The governor, who reiterated the need for citizens’ budgeting, noted: “So, for us in Edo, preparing a citizens’ budget is not negotiable. At least for me as governor, it is non-negotiable. That is why I want more of our DFAs to be here.”

“At the political level, we are doing what we can to change our politics and make political players realize that when they come out to serve, they are not there to serve themselves. Government is not a business where you make money, it’s where you come and serve,” he added.
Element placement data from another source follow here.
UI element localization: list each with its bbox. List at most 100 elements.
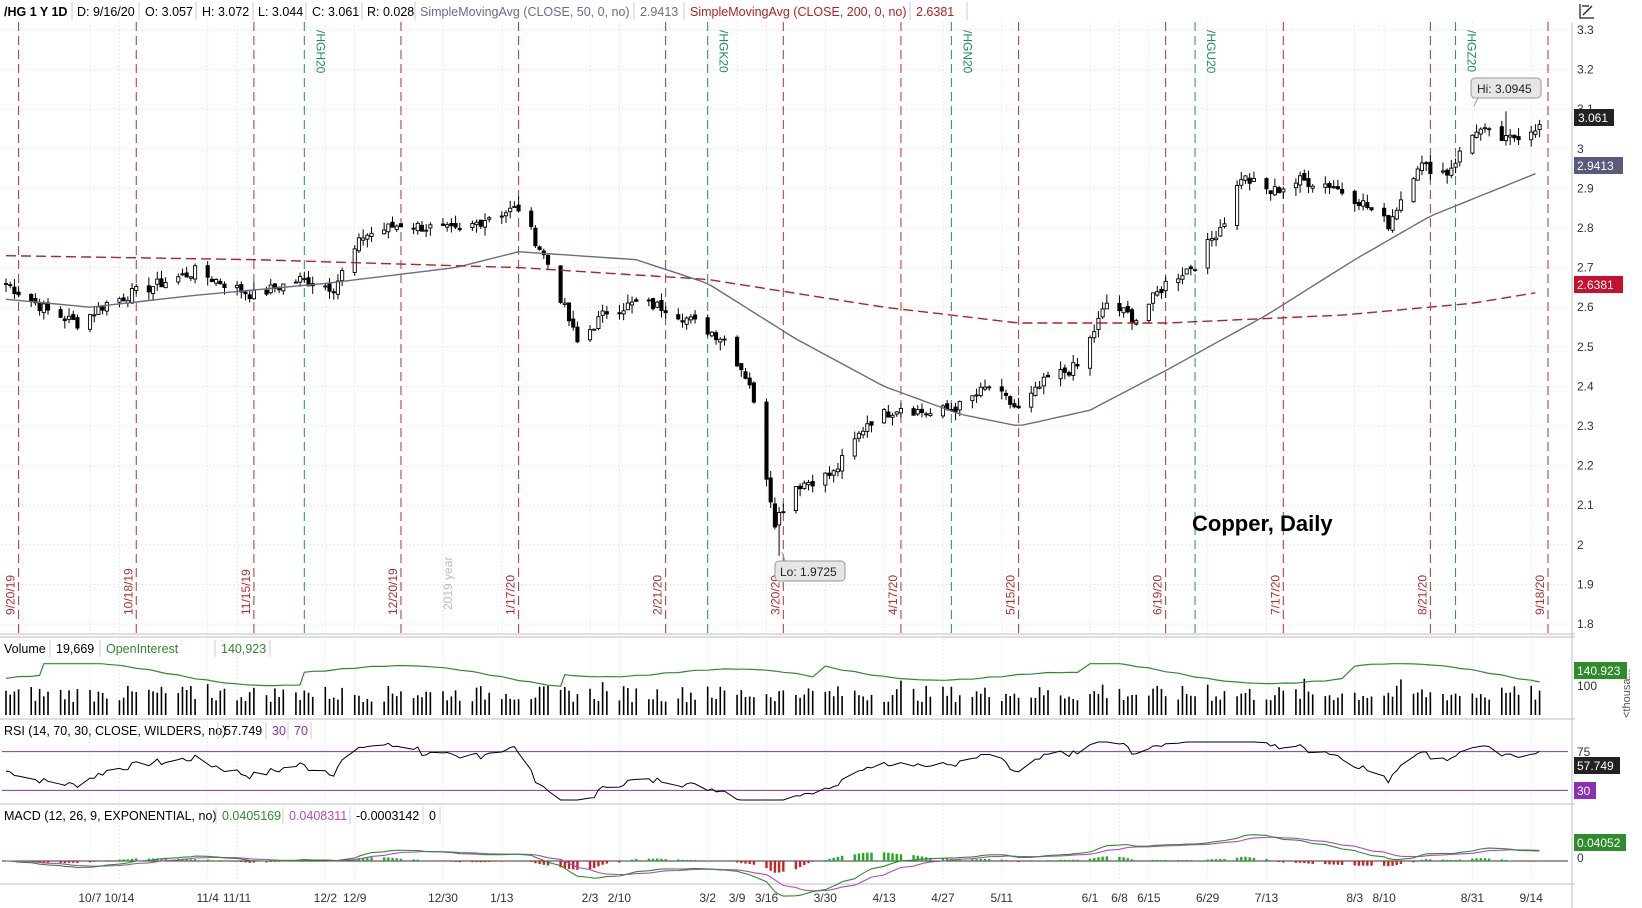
candle (1335, 179, 1340, 190)
candle (1508, 129, 1513, 146)
candle-body (1205, 239, 1210, 269)
candle (1029, 385, 1034, 413)
candle-body (66, 315, 72, 320)
candle (419, 221, 425, 232)
volume-unit-label: <thousa... (1621, 669, 1633, 718)
candle-body (264, 289, 269, 295)
candle-body (566, 302, 572, 322)
volume-title[interactable]: Volume (4, 642, 46, 656)
candle (1184, 268, 1189, 275)
candle (1159, 286, 1164, 299)
candle-body (714, 332, 719, 341)
candle (478, 219, 483, 230)
x-axis-tick: 2/3 (582, 891, 599, 905)
candle-body (487, 217, 492, 220)
candle-body (424, 229, 429, 232)
candle-body (298, 275, 303, 283)
candle-body (596, 316, 601, 329)
candle-body (810, 481, 815, 487)
candle-body (882, 409, 887, 424)
x-axis: 10/7 10/14 11/4 11/11 12/2 12/9 12/30 1/13 2/3 2/… (78, 891, 1543, 905)
candle (1411, 177, 1416, 203)
candle (3, 278, 9, 292)
candle (1016, 397, 1021, 409)
candle (33, 293, 38, 306)
candle (558, 265, 563, 304)
x-axis-tick: 10/14 (104, 891, 134, 905)
candle-body (802, 482, 807, 489)
candle-body (386, 223, 391, 233)
candle-body (1453, 162, 1458, 168)
candle (781, 503, 786, 514)
candle-body (1340, 188, 1345, 194)
candle-body (659, 300, 664, 312)
macd-title[interactable]: MACD (12, 26, 9, EXPONENTIAL, no) (4, 809, 217, 823)
candle-body (1445, 169, 1450, 176)
candle (146, 277, 151, 300)
open-label: O: 3.057 (145, 5, 193, 19)
gridlines (0, 0, 1575, 908)
price-panel (3, 111, 1542, 556)
candle (1096, 310, 1101, 338)
x-axis-tick: 8/10 (1372, 891, 1396, 905)
drawing-tool-icon[interactable] (1572, 1, 1598, 23)
candle (424, 223, 429, 237)
candle (1264, 177, 1269, 195)
candle (1092, 324, 1097, 343)
candle (987, 385, 992, 391)
candle-body (1058, 369, 1063, 380)
candle-body (827, 472, 832, 476)
sma50-study-label[interactable]: SimpleMovingAvg (CLOSE, 50, 0, no) (420, 5, 630, 19)
x-axis-tick: 7/13 (1255, 891, 1279, 905)
candle (831, 469, 836, 483)
candle (306, 271, 311, 287)
candle-body (987, 386, 992, 389)
candle (865, 415, 870, 438)
symbol-label[interactable]: /HG 1 Y 1D (4, 5, 67, 19)
sma200-study-label[interactable]: SimpleMovingAvg (CLOSE, 200, 0, no) (690, 5, 907, 19)
open-interest-label[interactable]: OpenInterest (106, 642, 179, 656)
svg-text:2.9413: 2.9413 (1577, 159, 1614, 173)
candle-body (3, 283, 9, 285)
candle (327, 278, 332, 299)
candle-body (1214, 237, 1219, 241)
x-axis-tick: 3/16 (755, 891, 779, 905)
rsi-title[interactable]: RSI (14, 70, 30, CLOSE, WILDERS, no) (4, 724, 226, 738)
expiry-label: 10/18/19 (121, 568, 135, 615)
candle (503, 210, 509, 223)
candle (457, 222, 462, 232)
candle-body (12, 286, 17, 294)
candle-body (928, 413, 933, 417)
candle (688, 314, 693, 324)
candle-body (1369, 207, 1374, 211)
candle (1125, 300, 1130, 314)
candle-body (1398, 199, 1403, 211)
candle-body (75, 317, 80, 329)
candle-body (1087, 337, 1093, 369)
x-axis-tick: 1/13 (490, 891, 514, 905)
candle (1268, 190, 1273, 201)
candle-body (209, 278, 214, 282)
candle-body (1277, 187, 1282, 194)
candle (625, 294, 630, 311)
high-callout: Hi: 3.0945 (1470, 77, 1542, 107)
candle-body (1478, 128, 1483, 135)
expiry-label: 4/17/20 (886, 575, 900, 615)
candle-body (1071, 362, 1076, 376)
candle-body (1125, 306, 1130, 313)
candle-body (1470, 134, 1475, 154)
x-axis-tick: 11/4 (196, 891, 219, 905)
candle (369, 227, 374, 243)
candle-body (251, 289, 256, 300)
candle (747, 372, 752, 389)
candle (1193, 268, 1198, 273)
candle-body (852, 438, 857, 457)
rsi-upper-level: 70 (294, 724, 308, 738)
candle-body (957, 401, 962, 411)
candle (1327, 181, 1332, 195)
candle-body (1335, 186, 1340, 190)
candle (293, 279, 298, 284)
candle (512, 201, 517, 208)
expiry-label: 3/20/20 (768, 575, 782, 615)
candle (676, 308, 681, 321)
Earlier, the resource person for the programme, David Agu, said citizens’ output has become a huge resource for policymaking and implementation, including the budget.

Agu said popular participation, accountability, transparency, simplification, accessibility, and citizens’ feedback lead to a peoples’ budget that will enhance service delivery, improve good governance and bring about development.

In her remarks, the Edo State Commissioner Budget and Economic Planning, Princess Otse Momoh-Omorogbe, said the event would help chart a new direction for the state’s budgeting process.